From the perspective of changes in the size of wind farms (Fig. 4A–C), it is evident that small-scale wind farms are more numerous and densely concentrated. However, as the size of the wind farms increases, both the number and density of wind farms decrease significantly. Figure 5A, B illustrates the cost distribution for bottom-fixed wind farms, floating wind farms across the three scenarios bottom-fixed wind farms exhibit significantly lower costs than floating wind farms, with the majority of bottom-fixed wind farm costs falling below 125 USD/MWh. In contrast, floating wind farms have costs primarily in the range of 130 to 160 USD/MWh. The overall cost distribution for both types of wind farms lies between 100 and 160 USD/MWh, indicating that relatively few wind farms are currently economically viable. Figure 5A, B also shows that as the wind farm scale expands, the corresponding LCOE decreases accordingly. Furthermore, it clearly demonstrates that as total power generation increases, the LCOE for small-scale wind farms (M-8S3G) rises more rapidly and becomes much higher than that of medium-scale and large-scale wind farms (M-8M3G, M-8L3G). Notably, LCOE for small-scale wind farms is only comparable to that of medium-scale and large-scale wind farms during the initial small fraction of generation.Fig. 5LCOE and aggregated offshore wind power supply curves in China.This figure illustrates the comparison of LCOE and aggregated offshore wind power supply curves for different scenarios in China, based on a 3-row wind farm layout. Subfigures (A, B) assess the impact of wind farm scale on LCOE and corresponding supply potential, covering scenarios M-8S3G, M-8M3G, and M-8L3G. Subfigures (C, D) examine the influence of different wind speed datasets (MERRA-2, SSP2-4.5, and SSP5-8.5) on LCOE and electricity supply under consistent turbine configuration and farm size. The boxplots show the distribution of LCOE values for bottom-fixed and floating installations, while the supply curves indicate the cumulative electricity generation achievable below a given cost threshold. Scenarios with 4-row layouts are provided in Fig. S7.

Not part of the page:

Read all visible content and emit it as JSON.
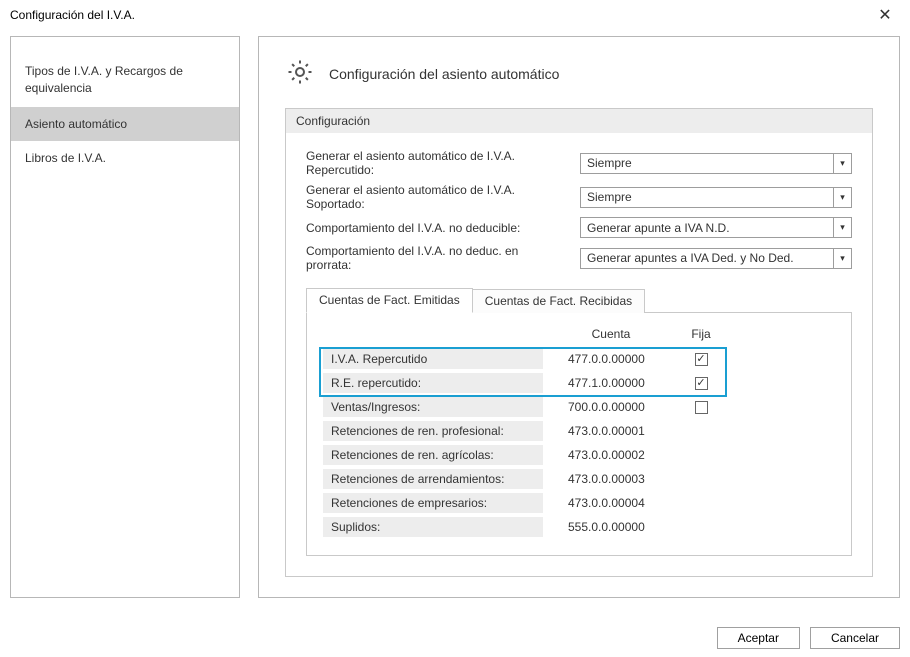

From the perspective of different wind speed data, the distribution of wind farms and their corresponding LCOE values remains relatively consistent across the scenarios presented. Notably, under the future climate scenarios (S2-8M3G, S5-8M3G), overall wind farm costs are lower, whereas the MERRA-2 scenario (M-8M3G) results in higher costs. It can also be seen in Fig. 5C, D that the M-8M3G scenario results in higher cost estimates compared to the S2-8M3G and S5-8M3G scenarios, with the median cost being approximately 10 USD/MWh higher than the other scenarios for both bottom-fixed and floating wind farms. In addition, the national cumulative supply curves for these three scenarios show that, in the M-8M3G scenario, the cost for the first 200 TWh of cumulative generation potential is relatively low, around 80 USD/MWh, but then rises rapidly for subsequent capacities, with a sharp increase after 3000 TWh. In contrast, for the S2-8M3G and S5-8M3G scenarios, costs gradually rise to 75 USD/MWh for the first 600 TWh of cumulative generation, then increase rapidly from 600 TWh to 1000 TWh, followed by slower growth until 3000 TWh, after which costs rise sharply.
Wake loss effect
Previous studies have often chosen to either ignore wake losses or apply a generalized reduction factor using a fixed coefficient. Recently, more advanced modeling efforts have been developed to resolve wake interactions at the turbine level, particularly for site selection purposes. Gil-García et al.^27,28^, for example, implemented GIS-based MCDM approaches to optimize turbine placement while accounting for wake-induced efficiency losses. Pryor et al.^29^ also employed mesoscale simulations to quantify the regional wake shadow impacts of large offshore wind clusters in the U.S., demonstrating how large-scale wake effects can influence wind availability at the lease-area scale. However, they do not quantify the techno-economic implications of wake losses across large-scale offshore wind deployments. In contrast, this study calculates wake losses in wind farm power generation using the Gaussian velocity model^30,31^ in FLORIS^32^, which describes the velocity deficit as a Gaussian distribution in the spanwise direction. Additionally, we supplemented this approach with both the Jensen model^33^ and the cumulative curl model^34^ for a more comprehensive analysis.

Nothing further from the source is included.